Controllable Tracking-Based Video Frame Interpolation
In this work, we address the less explored problem of user-assisted frame interpolation to improve quality and enable control over the appearance and motion of interpolated frames. To this end, we introduce a tracking-based video frame interpolation method that utilizes sparse point tracks, first estimated and interpolated with existing point tracking methods and then optionally refined by the user.
July 17, 2025
SIGGRAPH (2025)
Authors
Karlis Martins Briedis (DisneyResearch|Studios/ETH Zurich)
Abdelaziz Djelouah (DisneyResearch|Studios)
Raphaël Ortiz (DisneyResearch|Studios)
Markus Gross (DisneyResearch|Studios/ETH Zurich)
Christopher Schroers (DisneyResearch|Studios)

Controllable Tracking-Based Video Frame Interpolation
Temporal video frame interpolation has been an active area of research in recent years, with a primary focus on motion estimation, compensation, and synthesis of the final frame.
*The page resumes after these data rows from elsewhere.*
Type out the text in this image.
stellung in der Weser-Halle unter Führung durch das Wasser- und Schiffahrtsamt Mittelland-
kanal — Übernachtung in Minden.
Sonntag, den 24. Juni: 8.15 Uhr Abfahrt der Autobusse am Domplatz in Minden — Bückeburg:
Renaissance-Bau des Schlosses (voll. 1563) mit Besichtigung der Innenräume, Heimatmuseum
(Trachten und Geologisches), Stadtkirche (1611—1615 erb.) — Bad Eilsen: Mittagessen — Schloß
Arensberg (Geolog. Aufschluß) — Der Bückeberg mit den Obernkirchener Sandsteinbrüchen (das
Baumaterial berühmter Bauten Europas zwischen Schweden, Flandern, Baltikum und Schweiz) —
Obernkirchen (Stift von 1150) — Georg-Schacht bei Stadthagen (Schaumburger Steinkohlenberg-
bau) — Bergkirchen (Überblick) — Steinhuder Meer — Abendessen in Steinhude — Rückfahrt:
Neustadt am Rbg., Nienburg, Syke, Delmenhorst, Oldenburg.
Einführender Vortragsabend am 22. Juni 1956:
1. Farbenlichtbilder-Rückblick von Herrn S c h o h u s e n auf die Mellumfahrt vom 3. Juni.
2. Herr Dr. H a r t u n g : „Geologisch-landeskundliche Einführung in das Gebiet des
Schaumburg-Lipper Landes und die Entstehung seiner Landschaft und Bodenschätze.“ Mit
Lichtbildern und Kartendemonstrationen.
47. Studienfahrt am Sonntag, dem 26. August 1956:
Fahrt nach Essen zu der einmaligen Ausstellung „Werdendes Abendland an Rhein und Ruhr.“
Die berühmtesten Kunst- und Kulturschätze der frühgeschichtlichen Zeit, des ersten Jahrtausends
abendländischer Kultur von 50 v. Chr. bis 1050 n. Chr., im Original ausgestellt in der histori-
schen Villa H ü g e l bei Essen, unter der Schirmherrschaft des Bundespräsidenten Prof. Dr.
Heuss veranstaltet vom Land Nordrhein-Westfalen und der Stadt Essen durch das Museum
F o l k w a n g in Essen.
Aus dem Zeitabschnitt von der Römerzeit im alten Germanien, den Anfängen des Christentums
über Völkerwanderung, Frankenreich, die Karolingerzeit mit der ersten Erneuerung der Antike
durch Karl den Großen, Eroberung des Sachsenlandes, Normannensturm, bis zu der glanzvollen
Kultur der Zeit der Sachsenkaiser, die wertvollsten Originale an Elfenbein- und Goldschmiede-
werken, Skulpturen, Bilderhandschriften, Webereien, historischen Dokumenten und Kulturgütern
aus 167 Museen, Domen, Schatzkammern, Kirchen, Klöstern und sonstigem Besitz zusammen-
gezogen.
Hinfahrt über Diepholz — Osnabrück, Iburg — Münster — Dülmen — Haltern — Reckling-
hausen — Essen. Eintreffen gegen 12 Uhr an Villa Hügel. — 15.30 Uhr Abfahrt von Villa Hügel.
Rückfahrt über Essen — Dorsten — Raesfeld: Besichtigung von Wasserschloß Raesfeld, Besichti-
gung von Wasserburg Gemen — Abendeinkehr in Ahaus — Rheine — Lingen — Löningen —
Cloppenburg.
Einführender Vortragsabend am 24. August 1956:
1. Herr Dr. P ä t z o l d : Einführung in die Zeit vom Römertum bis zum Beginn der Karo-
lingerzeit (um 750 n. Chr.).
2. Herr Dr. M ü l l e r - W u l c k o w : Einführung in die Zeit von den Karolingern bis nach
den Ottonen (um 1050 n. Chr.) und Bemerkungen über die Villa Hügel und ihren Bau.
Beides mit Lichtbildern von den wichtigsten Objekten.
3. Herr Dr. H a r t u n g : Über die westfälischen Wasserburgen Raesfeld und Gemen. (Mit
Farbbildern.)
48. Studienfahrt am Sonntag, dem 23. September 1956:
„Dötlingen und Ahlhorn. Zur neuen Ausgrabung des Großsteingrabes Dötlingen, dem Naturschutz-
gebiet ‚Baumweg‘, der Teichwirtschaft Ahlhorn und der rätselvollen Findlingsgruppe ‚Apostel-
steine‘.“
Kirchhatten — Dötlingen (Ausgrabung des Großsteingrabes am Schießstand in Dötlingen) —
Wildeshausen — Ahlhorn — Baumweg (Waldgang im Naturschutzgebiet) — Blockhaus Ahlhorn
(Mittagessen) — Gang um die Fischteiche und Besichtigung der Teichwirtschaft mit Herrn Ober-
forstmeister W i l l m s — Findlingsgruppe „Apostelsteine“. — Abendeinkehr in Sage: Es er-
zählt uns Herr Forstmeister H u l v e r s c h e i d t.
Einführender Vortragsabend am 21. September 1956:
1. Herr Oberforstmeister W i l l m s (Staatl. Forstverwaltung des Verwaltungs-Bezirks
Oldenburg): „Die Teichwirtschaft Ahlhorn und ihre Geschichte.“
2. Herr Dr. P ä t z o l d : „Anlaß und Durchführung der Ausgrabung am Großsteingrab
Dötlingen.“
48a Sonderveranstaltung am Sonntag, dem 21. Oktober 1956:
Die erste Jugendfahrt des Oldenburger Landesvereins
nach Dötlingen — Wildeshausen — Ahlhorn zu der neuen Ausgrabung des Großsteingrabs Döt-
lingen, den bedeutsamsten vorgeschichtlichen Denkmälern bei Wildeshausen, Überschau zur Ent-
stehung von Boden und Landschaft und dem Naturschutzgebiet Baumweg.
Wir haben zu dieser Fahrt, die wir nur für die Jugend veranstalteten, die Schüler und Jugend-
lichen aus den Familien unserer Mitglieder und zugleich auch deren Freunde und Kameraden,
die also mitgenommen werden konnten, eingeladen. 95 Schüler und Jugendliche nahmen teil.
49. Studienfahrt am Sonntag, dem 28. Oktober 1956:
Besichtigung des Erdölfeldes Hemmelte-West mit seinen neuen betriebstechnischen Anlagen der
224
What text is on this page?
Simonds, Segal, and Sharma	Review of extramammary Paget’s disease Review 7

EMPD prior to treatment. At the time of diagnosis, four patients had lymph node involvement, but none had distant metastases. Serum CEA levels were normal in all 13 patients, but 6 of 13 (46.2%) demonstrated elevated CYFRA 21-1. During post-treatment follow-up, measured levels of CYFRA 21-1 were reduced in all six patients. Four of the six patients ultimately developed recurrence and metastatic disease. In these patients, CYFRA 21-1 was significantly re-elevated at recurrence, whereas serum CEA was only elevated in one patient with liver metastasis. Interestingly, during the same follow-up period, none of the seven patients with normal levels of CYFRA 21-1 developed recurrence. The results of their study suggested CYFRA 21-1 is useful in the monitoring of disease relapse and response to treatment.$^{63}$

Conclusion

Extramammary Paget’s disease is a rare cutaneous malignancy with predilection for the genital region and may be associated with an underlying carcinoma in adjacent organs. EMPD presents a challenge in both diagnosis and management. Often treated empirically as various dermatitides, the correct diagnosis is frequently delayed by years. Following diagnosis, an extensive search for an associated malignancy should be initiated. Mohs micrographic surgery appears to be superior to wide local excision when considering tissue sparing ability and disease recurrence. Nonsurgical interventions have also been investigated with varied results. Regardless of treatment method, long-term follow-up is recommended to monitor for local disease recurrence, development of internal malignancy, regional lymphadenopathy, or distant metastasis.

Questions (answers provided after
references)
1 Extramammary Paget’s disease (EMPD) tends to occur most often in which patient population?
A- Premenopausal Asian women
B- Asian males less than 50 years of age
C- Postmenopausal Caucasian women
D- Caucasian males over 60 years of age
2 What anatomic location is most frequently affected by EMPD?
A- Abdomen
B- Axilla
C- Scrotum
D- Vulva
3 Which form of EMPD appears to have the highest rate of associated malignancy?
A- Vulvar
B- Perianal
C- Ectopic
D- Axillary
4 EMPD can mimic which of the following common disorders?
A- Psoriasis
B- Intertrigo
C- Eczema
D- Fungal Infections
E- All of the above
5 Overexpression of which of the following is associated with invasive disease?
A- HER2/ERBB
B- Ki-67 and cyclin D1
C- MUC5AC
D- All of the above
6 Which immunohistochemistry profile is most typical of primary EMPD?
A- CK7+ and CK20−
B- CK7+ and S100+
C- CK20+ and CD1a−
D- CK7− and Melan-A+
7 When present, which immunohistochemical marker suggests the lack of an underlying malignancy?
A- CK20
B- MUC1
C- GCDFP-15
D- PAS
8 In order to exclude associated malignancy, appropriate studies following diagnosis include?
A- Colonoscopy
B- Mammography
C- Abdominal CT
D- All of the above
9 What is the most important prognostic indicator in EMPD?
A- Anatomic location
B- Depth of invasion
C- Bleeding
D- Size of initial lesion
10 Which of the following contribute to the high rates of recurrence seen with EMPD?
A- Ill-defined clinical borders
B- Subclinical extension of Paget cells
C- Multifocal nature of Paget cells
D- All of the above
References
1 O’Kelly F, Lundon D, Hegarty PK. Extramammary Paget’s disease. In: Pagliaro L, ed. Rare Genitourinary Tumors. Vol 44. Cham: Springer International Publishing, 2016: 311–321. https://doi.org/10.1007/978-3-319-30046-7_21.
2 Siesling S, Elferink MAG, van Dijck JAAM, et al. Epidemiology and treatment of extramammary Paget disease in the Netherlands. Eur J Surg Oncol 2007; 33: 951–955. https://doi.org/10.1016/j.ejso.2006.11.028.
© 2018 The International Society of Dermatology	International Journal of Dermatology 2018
While recent methods have shown good quality results in many cases, they can still fail in challenging scenarios. Moreover, they typically produce fixed outputs with no means of control, further limiting their application in film production pipelines. In this work, we address the less explored problem of user-assisted frame interpolation to improve quality and enable control over the appearance and motion of interpolated frames. To this end, we introduce a tracking-based video frame interpolation method that utilizes sparse point tracks, first estimated and interpolated with existing point tracking methods and then optionally refined by the user. Additionally, we propose a mechanism for controlling the levels of hallucination in interpolated frames through inference-time model weight adaptation, allowing a continuous trade-off between hallucination and blurriness. Even without any user input, our model achieves state-of-the-art results in challenging test cases. By using points tracked over the whole sequence, we can use better motion trajectory interpolation methods, such as cubic splines, to more accurately represent the true motion and achieve significant improvements in results. Our experiments demonstrate that refining tracks and their trajectories through user interactions significantly improves the quality of interpolated frames.